The Behavioral Sciences Division combines more traditional disciplines like philosophy and sociology with brand-new academic fields like cognitive and information sciences. The Division of Historical Studies is one of the largest of its kind in Japan, and is developing totally new methodological approaches, as well as pursuing innovative theoretical and empirical studies. At the (Division of) Japanese and Eurasian Cultures Studies, courses are offered for training of Japanese language teachers, with an emphasis on deep cross-cultural understanding and extensive knowledge and expertise in the language, as well as practical teaching methods. An intensive research program has been developed on Northern Eurasian language, history, culture and society. The Division of International Languages and Cultures takes a multi-faceted, multi-level approach for the comparative study of various aspects of Euro-American languages, literature, and cultures.

In a period of rapid cultural changes, the Faculty is committed to establishing courses and supporting research that focus on cultural-change processes.
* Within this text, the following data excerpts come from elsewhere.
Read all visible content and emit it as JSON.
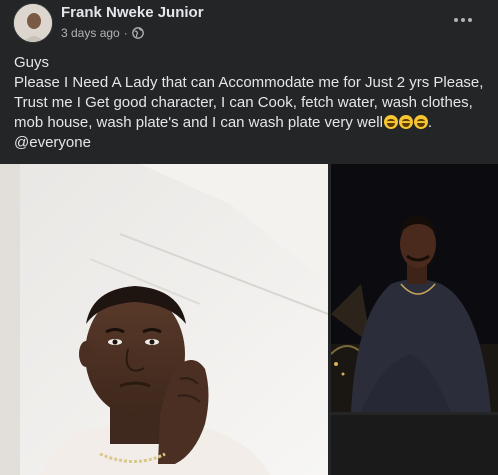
{
  "post": {
    "author": "Frank Nweke Junior",
    "timestamp": "3 days ago",
    "separator": "·",
    "privacy_icon": "globe-icon",
    "menu_icon": "more-horizontal-icon",
    "text_lines": [
      "Guys",
      "Please I Need A Lady that can Accommodate me for Just 2 yrs Please,",
      "Trust me I Get good character, I can Cook, fetch water, wash clothes,",
      "mob house, wash plate's and I can wash plate very well"
    ],
    "emoji_count": 3,
    "emoji_name": "grimacing-laugh-emoji",
    "mention": "@everyone"
  },
  "photos": [
    {
      "name": "selfie-photo"
    },
    {
      "name": "night-photo"
    },
    {
      "name": "third-photo"
    }
  ],
  "colors": {
    "background": "#242526",
    "primary_text": "#e4e6eb",
    "secondary_text": "#b0b3b8"
  }
}
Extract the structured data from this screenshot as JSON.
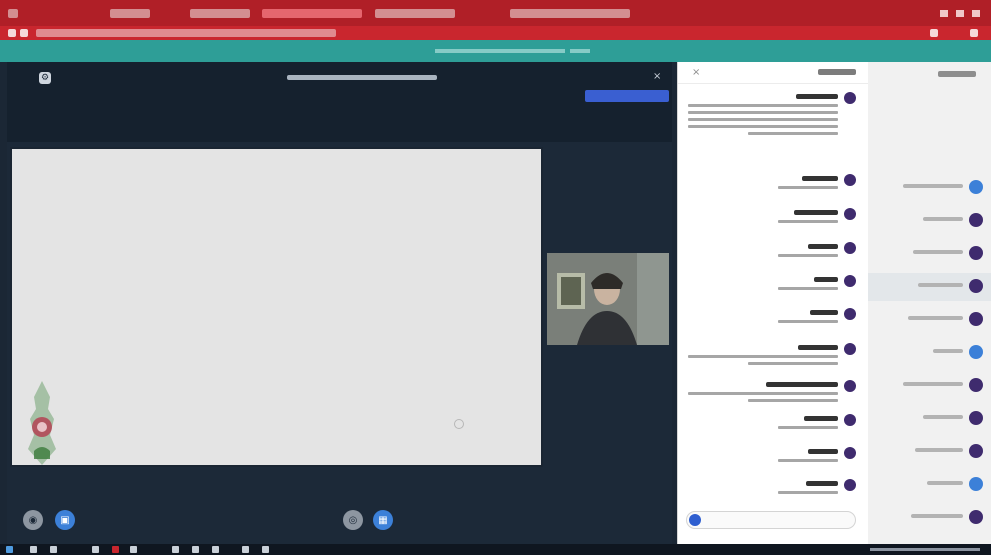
{
  "browser": {
    "tabs": [
      "",
      "",
      "",
      "",
      "",
      ""
    ],
    "active_tab_index": 3
  },
  "meeting": {
    "title": "",
    "recording_label": ""
  },
  "chat": {
    "header": "",
    "input_placeholder": "",
    "messages": [
      {
        "name": "",
        "lines": 5
      },
      {
        "name": "",
        "lines": 1
      },
      {
        "name": "",
        "lines": 1
      },
      {
        "name": "",
        "lines": 1
      },
      {
        "name": "",
        "lines": 1
      },
      {
        "name": "",
        "lines": 1
      },
      {
        "name": "",
        "lines": 2
      },
      {
        "name": "",
        "lines": 2
      },
      {
        "name": "",
        "lines": 1
      },
      {
        "name": "",
        "lines": 1
      },
      {
        "name": "",
        "lines": 1
      },
      {
        "name": "",
        "lines": 2
      }
    ]
  },
  "users": {
    "header": "",
    "items": [
      {
        "name": "",
        "avatar_color": "#3c80d8"
      },
      {
        "name": "",
        "avatar_color": "#3f2b6e"
      },
      {
        "name": "",
        "avatar_color": "#3f2b6e"
      },
      {
        "name": "",
        "avatar_color": "#3f2b6e"
      },
      {
        "name": "",
        "avatar_color": "#3f2b6e"
      },
      {
        "name": "",
        "avatar_color": "#3c80d8"
      },
      {
        "name": "",
        "avatar_color": "#3f2b6e"
      },
      {
        "name": "",
        "avatar_color": "#3f2b6e"
      },
      {
        "name": "",
        "avatar_color": "#3f2b6e"
      },
      {
        "name": "",
        "avatar_color": "#3c80d8"
      },
      {
        "name": "",
        "avatar_color": "#3f2b6e"
      },
      {
        "name": "",
        "avatar_color": "#3f2b6e"
      }
    ]
  },
  "colors": {
    "browser_chrome": "#b01f27",
    "meeting_bg": "#1c2938",
    "accent_blue": "#3c80d8",
    "teal": "#2e9e97"
  }
}
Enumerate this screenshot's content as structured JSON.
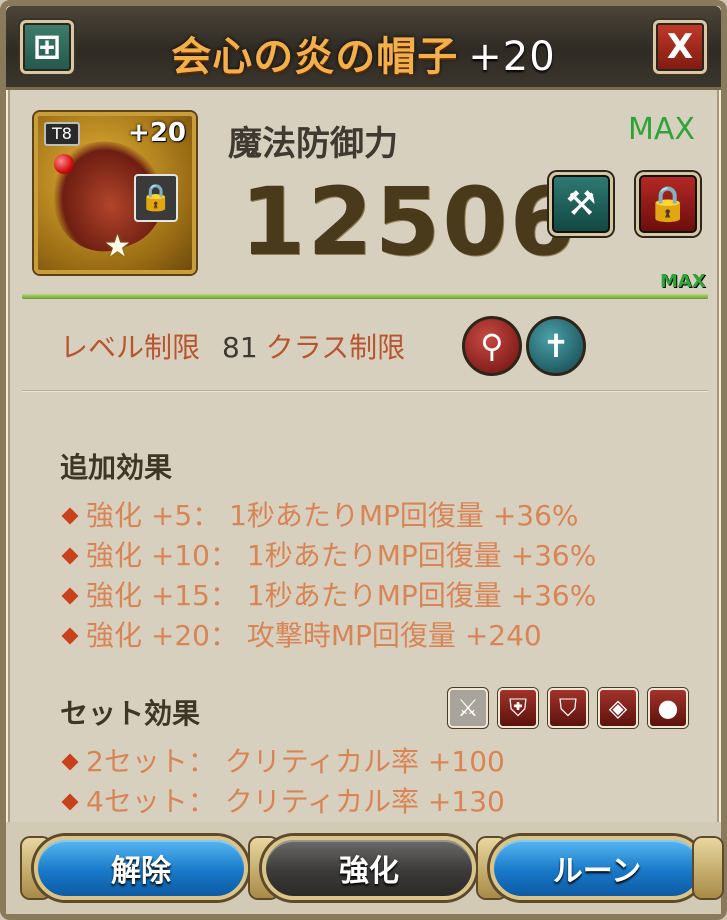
{
  "header": {
    "title": "会心の炎の帽子",
    "enhance_level": "+20",
    "add_icon": "plus-box-icon",
    "close_label": "X"
  },
  "item": {
    "tier": "T8",
    "level": "+20",
    "art_icon": "flame-hat-icon",
    "lock_icon": "padlock-icon",
    "star_icon": "star-icon"
  },
  "stat": {
    "name": "魔法防御力",
    "value": "12506",
    "max_label": "MAX",
    "max_small": "MAX",
    "progress": 1.0
  },
  "actions": {
    "anvil_icon": "anvil-hammer-icon",
    "lock_icon": "padlock-icon"
  },
  "requirements": {
    "level_label": "レベル制限",
    "level_value": "81",
    "class_label": "クラス制限",
    "class_icons": [
      "staff-class-icon",
      "cross-class-icon"
    ]
  },
  "additional_effects": {
    "title": "追加効果",
    "lines": [
      "強化 +5： 1秒あたりMP回復量 +36%",
      "強化 +10： 1秒あたりMP回復量 +36%",
      "強化 +15： 1秒あたりMP回復量 +36%",
      "強化 +20： 攻撃時MP回復量 +240"
    ]
  },
  "set_effects": {
    "title": "セット効果",
    "icons": [
      "sword-icon",
      "armor-icon",
      "robe-icon",
      "belt-icon",
      "orb-icon"
    ],
    "lines": [
      "2セット： クリティカル率 +100",
      "4セット： クリティカル率 +130"
    ]
  },
  "buttons": {
    "remove": "解除",
    "enhance": "強化",
    "rune": "ルーン"
  },
  "colors": {
    "title_gold": "#f3b04a",
    "effect_text": "#d88556",
    "max_green": "#2ea43a",
    "button_blue": "#1879c9"
  }
}
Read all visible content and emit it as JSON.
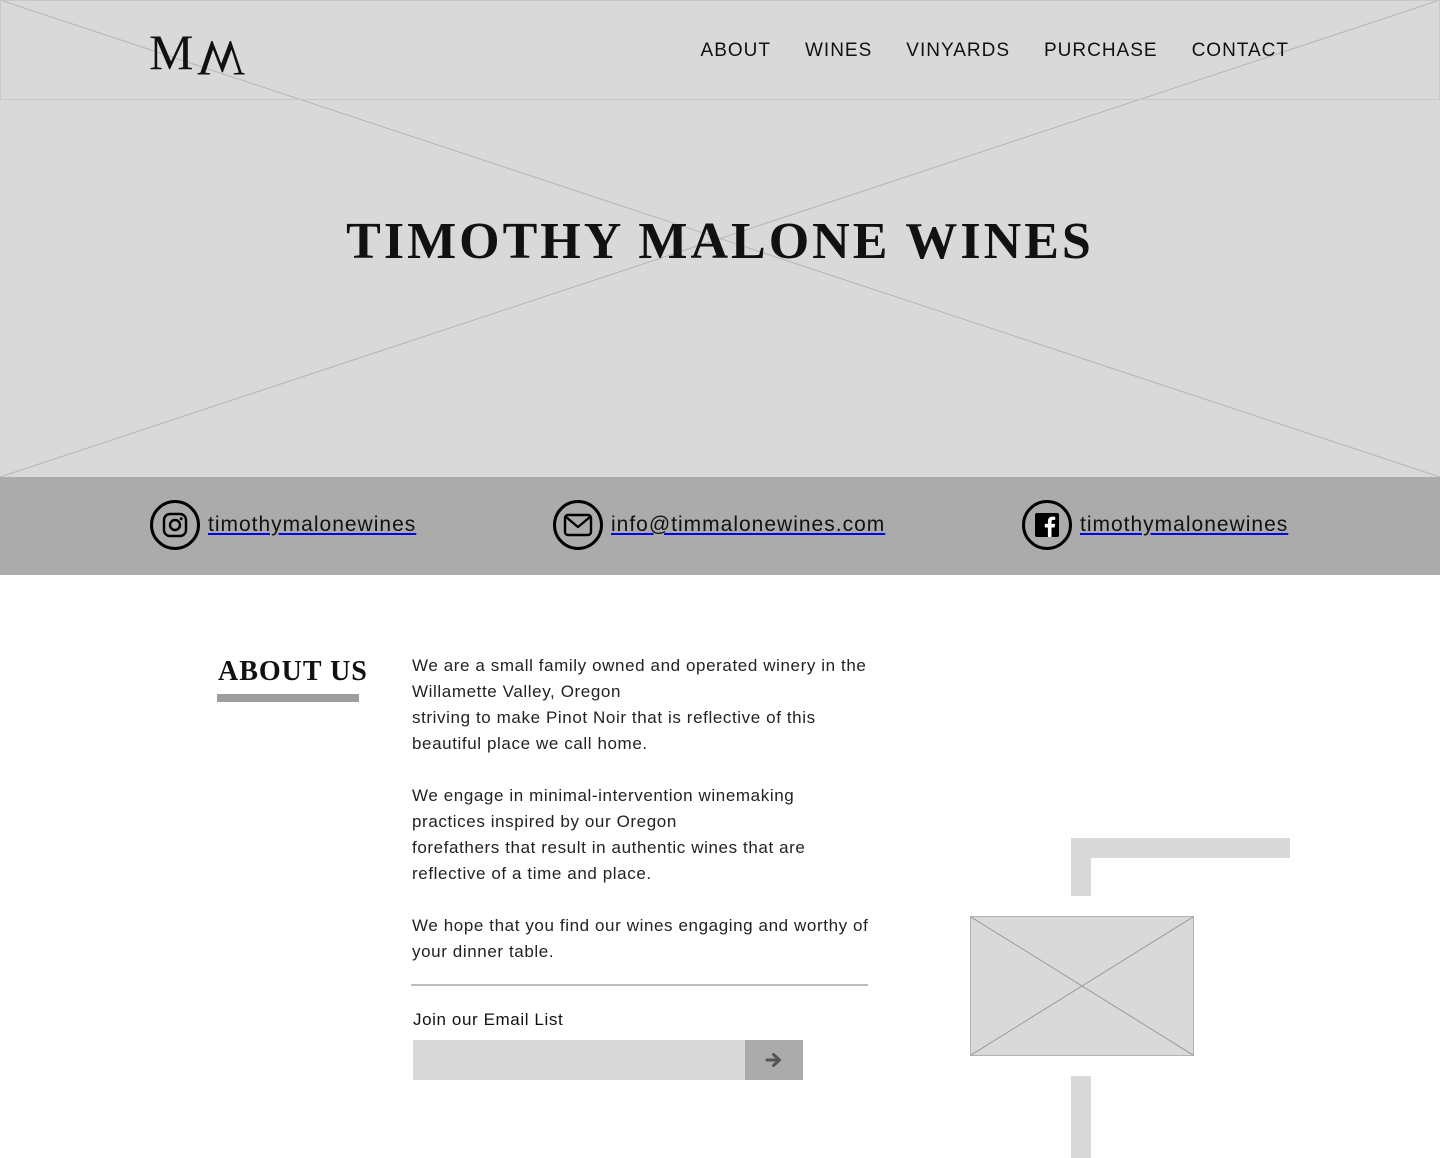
{
  "brand": {
    "logo_left": "M",
    "logo_right": "W",
    "hero_title": "TIMOTHY MALONE WINES"
  },
  "nav": {
    "items": [
      {
        "label": "ABOUT"
      },
      {
        "label": "WINES"
      },
      {
        "label": "VINYARDS"
      },
      {
        "label": "PURCHASE"
      },
      {
        "label": "CONTACT"
      }
    ]
  },
  "contact": {
    "instagram": {
      "icon": "instagram-icon",
      "label": "timothymalonewines"
    },
    "email": {
      "icon": "mail-icon",
      "label": "info@timmalonewines.com"
    },
    "facebook": {
      "icon": "facebook-icon",
      "label": "timothymalonewines"
    }
  },
  "about": {
    "heading": "ABOUT US",
    "paragraphs": [
      [
        "We are a small family owned and operated winery in the Willamette Valley, Oregon",
        "striving to make Pinot Noir that is reflective of this beautiful place we call home."
      ],
      [
        "We engage in minimal-intervention winemaking practices inspired by our Oregon",
        "forefathers that result in authentic wines that are reflective of a time and place."
      ],
      [
        "We hope that you find our wines engaging and worthy of your dinner table."
      ]
    ]
  },
  "email_signup": {
    "label": "Join our Email List",
    "placeholder": "",
    "submit_icon": "arrow-right-icon"
  },
  "colors": {
    "placeholder_gray": "#d9d9d9",
    "bar_gray": "#ababab",
    "underline_gray": "#9e9e9e",
    "text": "#111111"
  }
}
Much of the research and teaching in its divisions is being conducted from an interdisciplinary and cross-national perspective. In a response to the increasingly borderless era that is before us, the Faculty is also pursuing ways to improve foreign language instruction, to promote more students and faculty exchanges with international institutions of higher education, and to put in place comprehensive programs for international exchanges of research information and international research collaboration projects.

As we move toward a global information society, the Faculty has wired all of its facilities and implemented a user-friendly network system that can be used by the whole faculty. This system is one of the most advanced and best designed among those systems being utilized by universities throughout Japan and in other countries. Every student is required to take a course in information processing, and the Faculty's computer network is shared by both students and teachers. In several academic fields, the Faculty has become a key exchange center for transfer of information between Japanese and international research institutions.